Acidosis reduces pendrin cap volume without changing distribution with respect to ZO-1. A and B: distribution (A) and means ± SE (B) for pendrin cap volumes measured in Z-stack images of microdissected CCDs obtained by confocal microscopy. Results presented are from 3 rabbits for each acid-base condition, a minimum of 3 microdissected CCDs from each rabbit, and a total of between 300 and 400 cells analyzed for each acid-base condition. C: mean ± SE values for pendrin cap area, above and below ZO-1, for the indicated acid-base condition. Results were from 2 rabbits per acid-base condition, 3 CCDs for each rabbit, and a total of 25–98 cells for each acid-base condition. *Normal → acidosis: P < 0.005; **acidosis → recovery: P < 0.005. D: ImageJ was used to measure pendrin cap areas (red) in two-dimensional images of individual β-ICs viewed from the lateral perspective.

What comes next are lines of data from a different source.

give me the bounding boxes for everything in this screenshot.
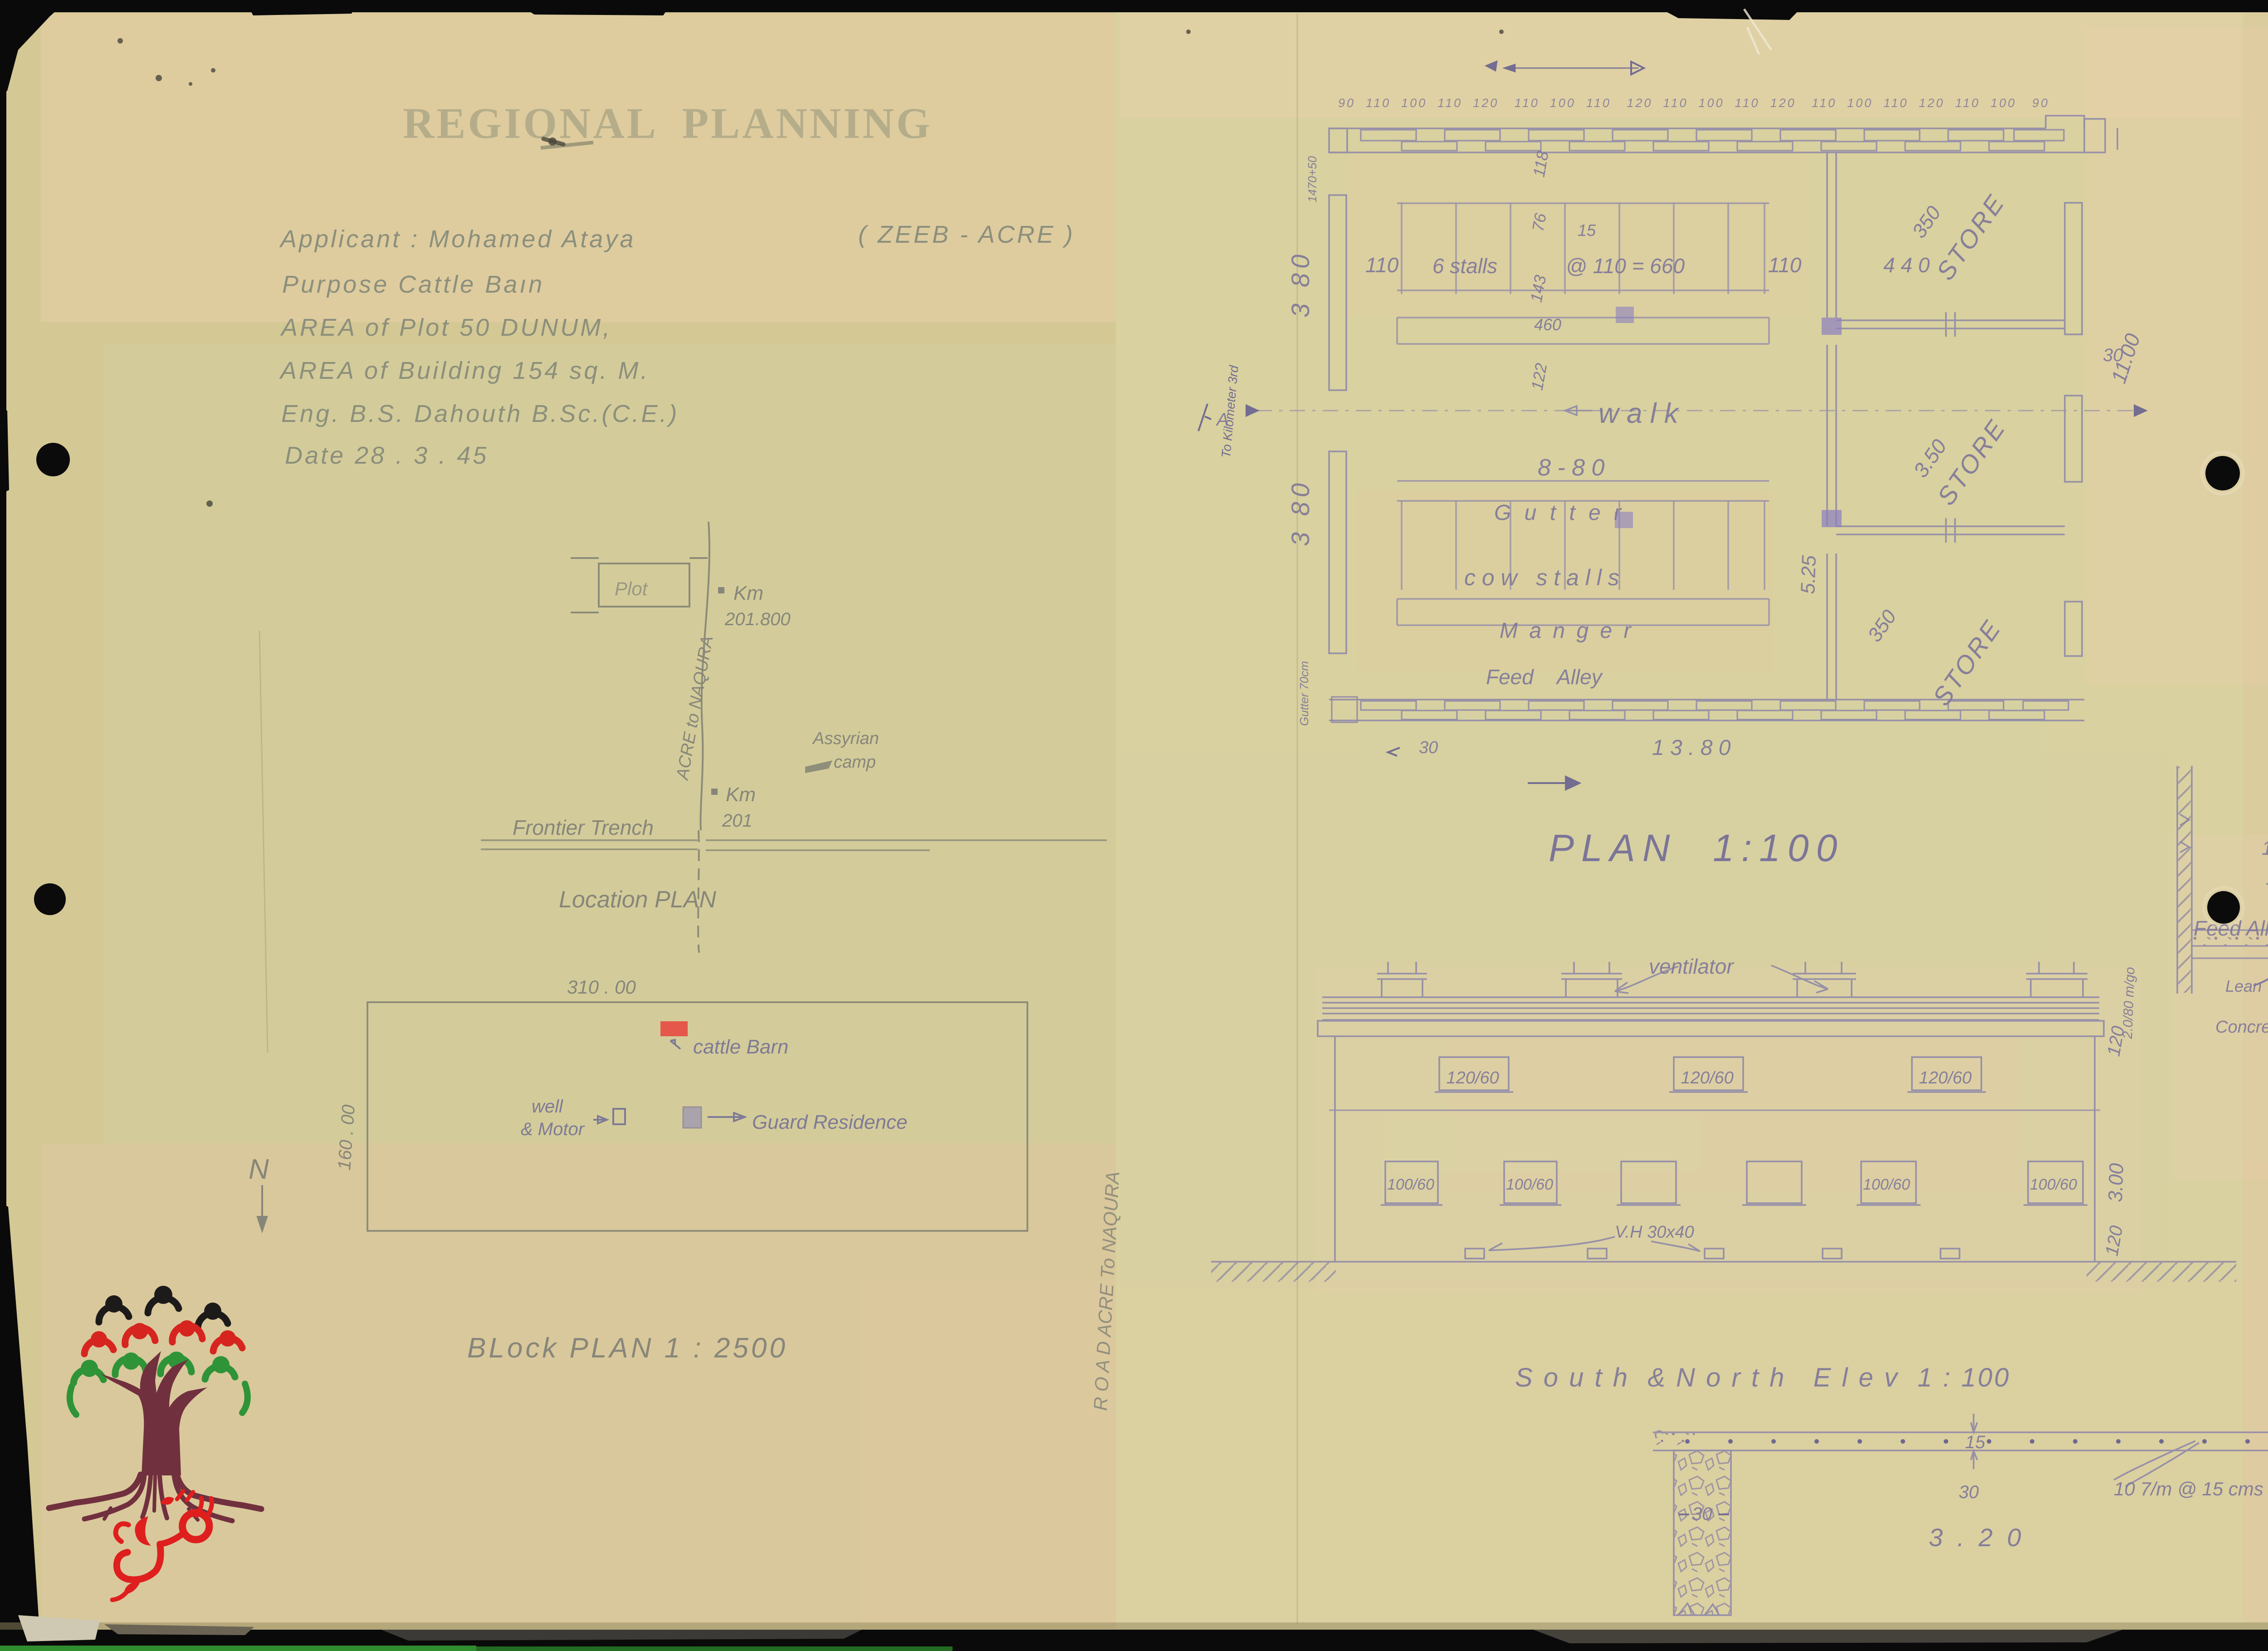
svg-text:201.800: 201.800: [724, 609, 791, 629]
svg-text:118: 118: [2262, 837, 2268, 859]
svg-text:10 7/m @ 15 cms: 10 7/m @ 15 cms: [2114, 1478, 2263, 1499]
svg-text:4 4 0: 4 4 0: [1883, 253, 1930, 277]
svg-text:100/60: 100/60: [1506, 1176, 1553, 1193]
svg-text:30: 30: [1692, 1504, 1712, 1524]
svg-text:N: N: [249, 1154, 269, 1185]
svg-text:Lean: Lean: [2225, 977, 2262, 995]
svg-text:3 . 2 0: 3 . 2 0: [1929, 1523, 2025, 1552]
svg-text:76: 76: [1529, 211, 1550, 233]
svg-text:8 - 8 0: 8 - 8 0: [1538, 455, 1604, 481]
svg-text:Date 28 . 3 . 45: Date 28 . 3 . 45: [285, 442, 489, 469]
svg-text:460: 460: [1534, 315, 1561, 334]
svg-text:M a n g e r: M a n g e r: [1500, 619, 1633, 643]
svg-text:Km: Km: [726, 784, 756, 806]
svg-text:AREA of Plot 50 DUNUM,: AREA of Plot 50 DUNUM,: [280, 314, 612, 341]
svg-text:AREA of Building 154 sq. M.: AREA of Building 154 sq. M.: [279, 357, 650, 384]
svg-text:6 stalls: 6 stalls: [1432, 254, 1497, 278]
svg-text:1 3 . 8 0: 1 3 . 8 0: [1652, 736, 1731, 760]
svg-text:& Motor: & Motor: [521, 1119, 585, 1139]
svg-text:110: 110: [1365, 253, 1399, 277]
svg-text:PLAN 1:100: PLAN 1:100: [1549, 827, 1844, 869]
svg-text:Applicant : Mohamed Ataya: Applicant : Mohamed Ataya: [279, 225, 635, 253]
svg-text:3.00: 3.00: [2104, 1163, 2128, 1203]
svg-text:REGIONAL PLANNING: REGIONAL PLANNING: [403, 99, 932, 147]
svg-text:120/60: 120/60: [1914, 1068, 1972, 1088]
svg-text:Eng. B.S. Dahouth B.Sc.(C.E.: Eng. B.S. Dahouth B.Sc.(C.E.): [281, 400, 679, 427]
svg-text:120/60: 120/60: [1676, 1068, 1734, 1088]
svg-text:5.25: 5.25: [1797, 555, 1820, 595]
svg-text:2.0/80 m/go: 2.0/80 m/go: [2120, 967, 2138, 1039]
svg-text:103: 103: [2266, 867, 2268, 889]
svg-text:120/60: 120/60: [1442, 1068, 1499, 1088]
svg-text:w a l k: w a l k: [1598, 398, 1680, 429]
svg-text:310 . 00: 310 . 00: [567, 976, 636, 998]
svg-text:15: 15: [1578, 221, 1596, 240]
svg-text:100/60: 100/60: [2030, 1176, 2077, 1193]
svg-text:Purpose Cattle Baın: Purpose Cattle Baın: [282, 271, 544, 298]
svg-text:Concrete Floor: Concrete Floor: [2215, 1018, 2268, 1037]
svg-text:Assyrian: Assyrian: [812, 729, 879, 748]
svg-text:100/60: 100/60: [1387, 1176, 1434, 1193]
svg-text:BLock PLAN 1 : 2500: BLock PLAN 1 : 2500: [467, 1333, 788, 1364]
svg-text:Frontier Trench: Frontier Trench: [513, 816, 654, 839]
svg-text:Guard Residence: Guard Residence: [752, 1111, 907, 1133]
svg-text:Gutter 70cm: Gutter 70cm: [1297, 661, 1311, 726]
svg-text:Plot: Plot: [615, 578, 649, 599]
svg-text:@ 110 = 660: @ 110 = 660: [1566, 254, 1685, 278]
svg-text:30: 30: [1419, 738, 1438, 757]
svg-text:well: well: [532, 1097, 563, 1117]
svg-text:Feed Alley: Feed Alley: [1486, 665, 1603, 689]
svg-text:S o u t h & N o r t h E l e: S o u t h & N o r t h E l e v 1 : 100: [1515, 1363, 2010, 1392]
svg-text:ventilator: ventilator: [1649, 955, 1734, 978]
svg-text:201: 201: [722, 811, 753, 831]
svg-text:c o w s t a l l s: c o w s t a l l s: [1464, 565, 1619, 590]
svg-text:100/60: 100/60: [1863, 1176, 1910, 1193]
svg-text:30: 30: [1959, 1482, 1979, 1502]
svg-text:G u t t e r: G u t t e r: [1494, 501, 1625, 525]
svg-text:camp: camp: [834, 753, 876, 772]
svg-text:cattle Barn: cattle Barn: [693, 1036, 788, 1058]
svg-text:( ZEEB - ACRE ): ( ZEEB - ACRE ): [858, 221, 1075, 248]
svg-text:30: 30: [2103, 345, 2123, 365]
svg-text:15: 15: [1965, 1432, 1985, 1452]
svg-text:3 80: 3 80: [1286, 250, 1315, 318]
svg-text:110: 110: [1768, 253, 1802, 277]
svg-text:1470+50: 1470+50: [1305, 156, 1319, 202]
svg-text:90 110 100 110 120 110: 90 110 100 110 120 110 100 110 120 110 1…: [1338, 96, 2049, 110]
svg-text:V.H 30x40: V.H 30x40: [1615, 1223, 1694, 1242]
svg-text:Location PLAN: Location PLAN: [559, 887, 716, 913]
svg-text:Km: Km: [733, 582, 763, 604]
svg-text:3 80: 3 80: [1286, 479, 1315, 546]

The blue circle defines the outer edge of nuclear staining, whereas the green line represents ZO-1 staining in the horizontal plane, delineating the apical surface. The green 2 represents the particular region of interest in Fluoview software. Left, cell from a normal rabbit; middle, cells from an acidotic rabbit; right, cell from a recovering rabbit. *Normal → acidosis: P < 0.005; **acidosis → recovery: P < 0.005.